As much as it may seem like a disguised insult, that the new crime drama The Penguin (on Sky and streaming on NowTv) you don’t remember much about the franchise is a compliment. The series is a spin-off of The Batmanthe film by Matt Reeves of 2022, yet another re-reading of Gotham City and its various heroes and villains. But, apart from a few references here and there, The Penguin (created by Lauren LeFranc) is mostly a work in itself, a tough and rewarding gangland saga, centered on an almost virtuous politics.
The titular character is not a bizarrely rotund, umbrella-wielding dandy named Oswald Cobblepot, as he has long been in the Batman universe. Now he is Oz Cobb, a lanky, crude and ruthless human puppet, trying to make his way to the top of Gotham’s criminal hierarchy.
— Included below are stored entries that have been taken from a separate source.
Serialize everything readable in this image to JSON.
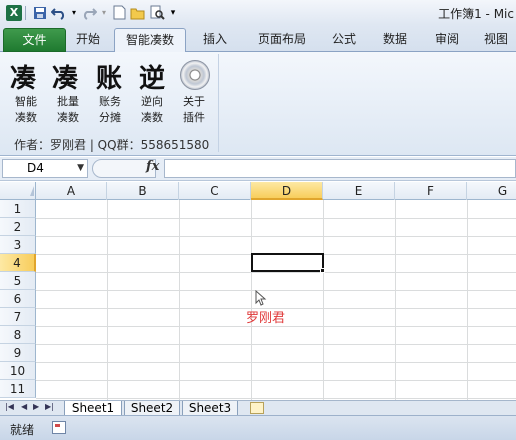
{
  "titlebar": {
    "title": "工作簿1 - Mic",
    "app_icon": "X"
  },
  "tabs": [
    "文件",
    "开始",
    "智能凑数",
    "插入",
    "页面布局",
    "公式",
    "数据",
    "审阅",
    "视图"
  ],
  "ribbon": {
    "big_chars": [
      "凑",
      "凑",
      "账",
      "逆"
    ],
    "buttons": [
      {
        "line1": "智能",
        "line2": "凑数"
      },
      {
        "line1": "批量",
        "line2": "凑数"
      },
      {
        "line1": "账务",
        "line2": "分摊"
      },
      {
        "line1": "逆向",
        "line2": "凑数"
      },
      {
        "line1": "关于",
        "line2": "插件"
      }
    ],
    "author": "作者：罗刚君 | QQ群：558651580"
  },
  "formula_bar": {
    "name_box": "D4",
    "fx": "fx",
    "content": ""
  },
  "grid": {
    "columns": [
      "A",
      "B",
      "C",
      "D",
      "E",
      "F",
      "G"
    ],
    "selected_column": "D",
    "rows": [
      "1",
      "2",
      "3",
      "4",
      "5",
      "6",
      "7",
      "8",
      "9",
      "10",
      "11"
    ],
    "selected_row": "4",
    "cell_d7": "罗刚君",
    "cell_d7_color": "#e03a3a"
  },
  "sheets": [
    "Sheet1",
    "Sheet2",
    "Sheet3"
  ],
  "active_sheet": "Sheet1",
  "status": {
    "text": "就绪"
  }
}
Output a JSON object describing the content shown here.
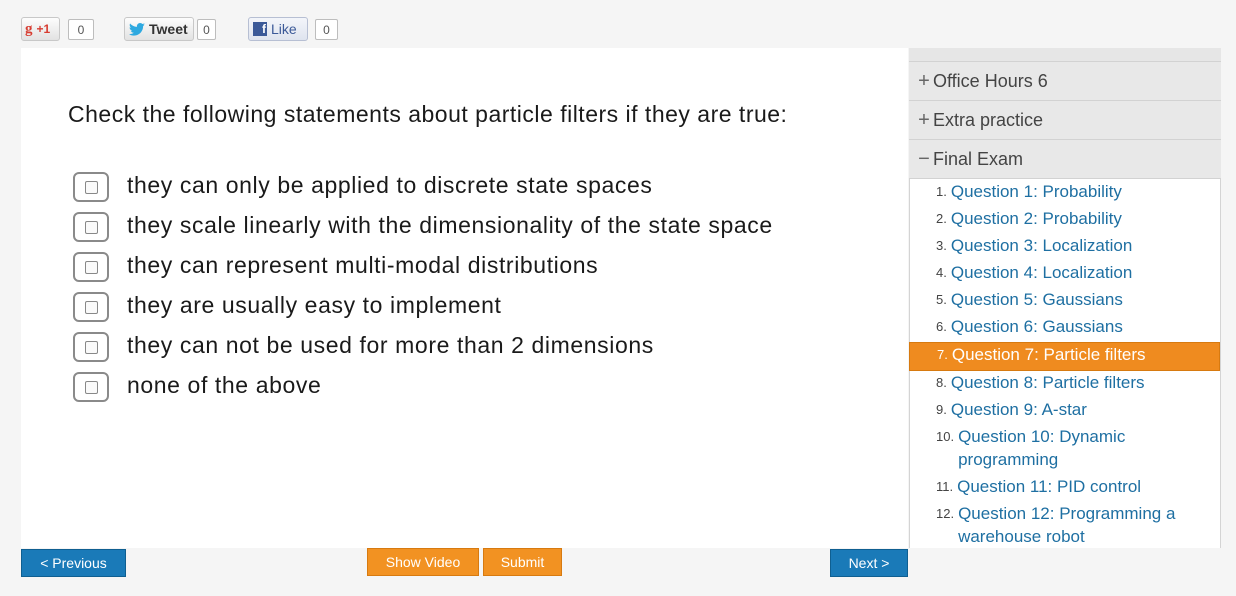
{
  "social": {
    "gplus": {
      "icon": "google-plus-icon",
      "label": "+1",
      "count": "0"
    },
    "twitter": {
      "icon": "twitter-bird-icon",
      "label": "Tweet",
      "count": "0"
    },
    "facebook": {
      "icon": "facebook-f-icon",
      "label": "Like",
      "count": "0"
    }
  },
  "quiz": {
    "question": "Check the following statements about particle filters if they are true:",
    "options": [
      {
        "label": "they can only be applied to discrete state spaces",
        "checked": false
      },
      {
        "label": "they scale linearly with the dimensionality of the state space",
        "checked": false
      },
      {
        "label": "they can represent multi-modal distributions",
        "checked": false
      },
      {
        "label": "they are usually easy to implement",
        "checked": false
      },
      {
        "label": "they can not be used for more than 2 dimensions",
        "checked": false
      },
      {
        "label": "none of the above",
        "checked": false
      }
    ]
  },
  "buttons": {
    "previous": "< Previous",
    "show_video": "Show Video",
    "submit": "Submit",
    "next": "Next >"
  },
  "sidebar": {
    "sections": [
      {
        "symbol": "+",
        "label": "Office Hours 6"
      },
      {
        "symbol": "+",
        "label": "Extra practice"
      },
      {
        "symbol": "−",
        "label": "Final Exam"
      }
    ],
    "questions": [
      {
        "num": "1.",
        "label": "Question 1: Probability"
      },
      {
        "num": "2.",
        "label": "Question 2: Probability"
      },
      {
        "num": "3.",
        "label": "Question 3: Localization"
      },
      {
        "num": "4.",
        "label": "Question 4: Localization"
      },
      {
        "num": "5.",
        "label": "Question 5: Gaussians"
      },
      {
        "num": "6.",
        "label": "Question 6: Gaussians"
      },
      {
        "num": "7.",
        "label": "Question 7: Particle filters",
        "active": true
      },
      {
        "num": "8.",
        "label": "Question 8: Particle filters"
      },
      {
        "num": "9.",
        "label": "Question 9: A-star"
      },
      {
        "num": "10.",
        "label": "Question 10: Dynamic programming"
      },
      {
        "num": "11.",
        "label": "Question 11: PID control"
      },
      {
        "num": "12.",
        "label": "Question 12: Programming a warehouse robot"
      }
    ]
  },
  "colors": {
    "accent_orange": "#f29222",
    "button_blue": "#1a7ab8",
    "link_blue": "#1e6fa2"
  }
}
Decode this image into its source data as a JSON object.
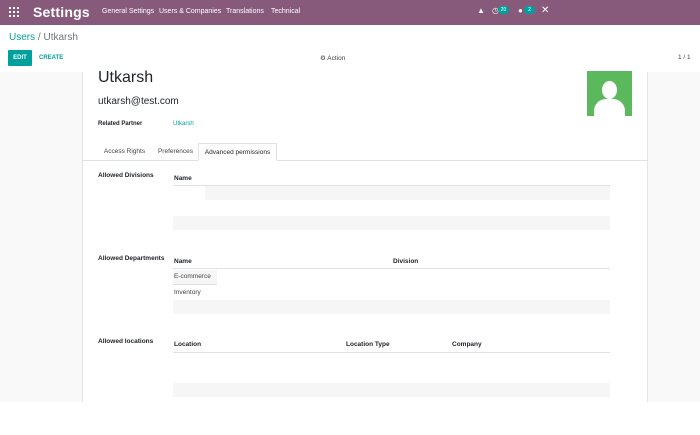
{
  "navbar": {
    "brand": "Settings",
    "menu": [
      "General Settings",
      "Users & Companies",
      "Translations",
      "Technical"
    ],
    "activity_count": "20",
    "message_count": "2",
    "colors": {
      "bar": "#875a7b",
      "badge": "#00a09d"
    },
    "icons": [
      "apps-grid-icon",
      "bug-icon",
      "activity-clock-icon",
      "chat-icon",
      "close-icon"
    ]
  },
  "breadcrumb": {
    "parent": "Users",
    "separator": "/",
    "current": "Utkarsh"
  },
  "control": {
    "edit": "EDIT",
    "create": "CREATE",
    "action": "Action",
    "pager": "1 / 1"
  },
  "record": {
    "name": "Utkarsh",
    "email": "utkarsh@test.com",
    "related_partner_label": "Related Partner",
    "related_partner_value": "Utkarsh"
  },
  "tabs": [
    "Access Rights",
    "Preferences",
    "Advanced permissions"
  ],
  "active_tab": "Advanced permissions",
  "divisions": {
    "label": "Allowed Divisions",
    "columns": [
      "Name"
    ],
    "rows": []
  },
  "departments": {
    "label": "Allowed Departments",
    "columns": [
      "Name",
      "Division"
    ],
    "rows": [
      [
        "E-commerce",
        ""
      ],
      [
        "Inventory",
        ""
      ]
    ]
  },
  "locations": {
    "label": "Allowed locations",
    "columns": [
      "Location",
      "Location Type",
      "Company"
    ],
    "rows": []
  }
}
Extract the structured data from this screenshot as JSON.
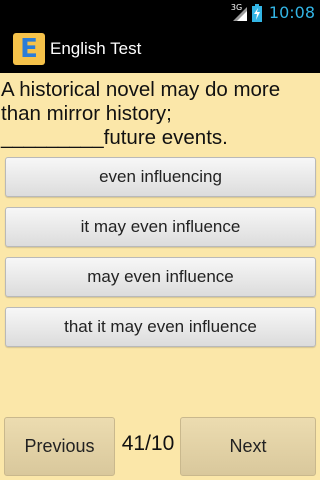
{
  "status_bar": {
    "network_label": "3G",
    "time": "10:08"
  },
  "action_bar": {
    "app_icon_letter": "E",
    "title": "English Test"
  },
  "question": {
    "line1": "A historical novel may do more",
    "line2": "than mirror history;",
    "blank": "_________",
    "line3_rest": "future events."
  },
  "answers": [
    {
      "label": "even influencing"
    },
    {
      "label": "it may even influence"
    },
    {
      "label": "may even influence"
    },
    {
      "label": "that it may even influence"
    }
  ],
  "navigation": {
    "previous_label": "Previous",
    "counter": "41/10",
    "next_label": "Next"
  },
  "colors": {
    "background": "#fbe7a9",
    "clock": "#33b5e5",
    "app_icon_bg": "#f5c24a",
    "app_icon_letter": "#2b7dd8"
  }
}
To interpret it under layers of makeup, as in The BatmanAnd Colin Farrell: a powerful act of physical transformation complemented by Farrell’s more analog changes in voice and bearing. It is an immense and engaging interpretation, mesmerizing both in the breadth of the gestures and in the attention to detail.
Oz is probably a sociopath, yet he exudes an old-fashioned neighborhood charm. First he beats up a politician and then helps him out of a narrow parking lot. He comes close to killing Victor (Rhenzy Feliz), a meddling street kid, but at the last moment decides to take him under his wing instead, as if the threat of death suddenly vanished wasn’t a problem at all. Whether it is a calculating strategy or a real conflict between morality and absolute emptiness, we continually see the unscrupulous wickedness masked by the affability of a normal person.
To further complicate the picture, there is the question of Oz’s mother, Francis (the great Deirdre O’Connell), a now decrepit authoritarian old woman to whom Oz is deeply devoted. She is perhaps the last thing to truly tie Oz to the realm of social convenience, even if their relationship is far from pleasant – as is explained in depth (perhaps too much) as The Penguin proceeds.
The series is a tangle of plots. At first it seems that the story of Victor, his protégé, takes center stage, but then it takes a back seat to allow Oz to deal with his problems with his mother figure. And so a fearsome antagonist can emerge: Sophia Falcone, the confused scion of a criminal family just released from Arkham asylum, played with affectation by Cristin Milioti. She too, like Oz, is a villain with complex emotional nuances. Sophia has suffered a grave wrong in her life, but she chooses to process the pain by doubling down on her family’s wickedness.
Sophia and Oz struggle for control in a Gotham devastated by the events of The Batman. The floods leading up to that film’s climax have destroyed a run-down neighborhood, and the drug war is being fought on multiple fronts. In this bedlam there is an opportunity, which Oz hopes to exploit. Both he and Sophia adopt a populist platform in an attempt to co-opt the gangs to their cause. The Penguin imagines a sort of proletariat of the criminal class, rising up to claim its autonomy from the oligarchs of organized crime. It’s an ingenious trick, a passionate allusion to the debate going on in the real world, but in gangster language.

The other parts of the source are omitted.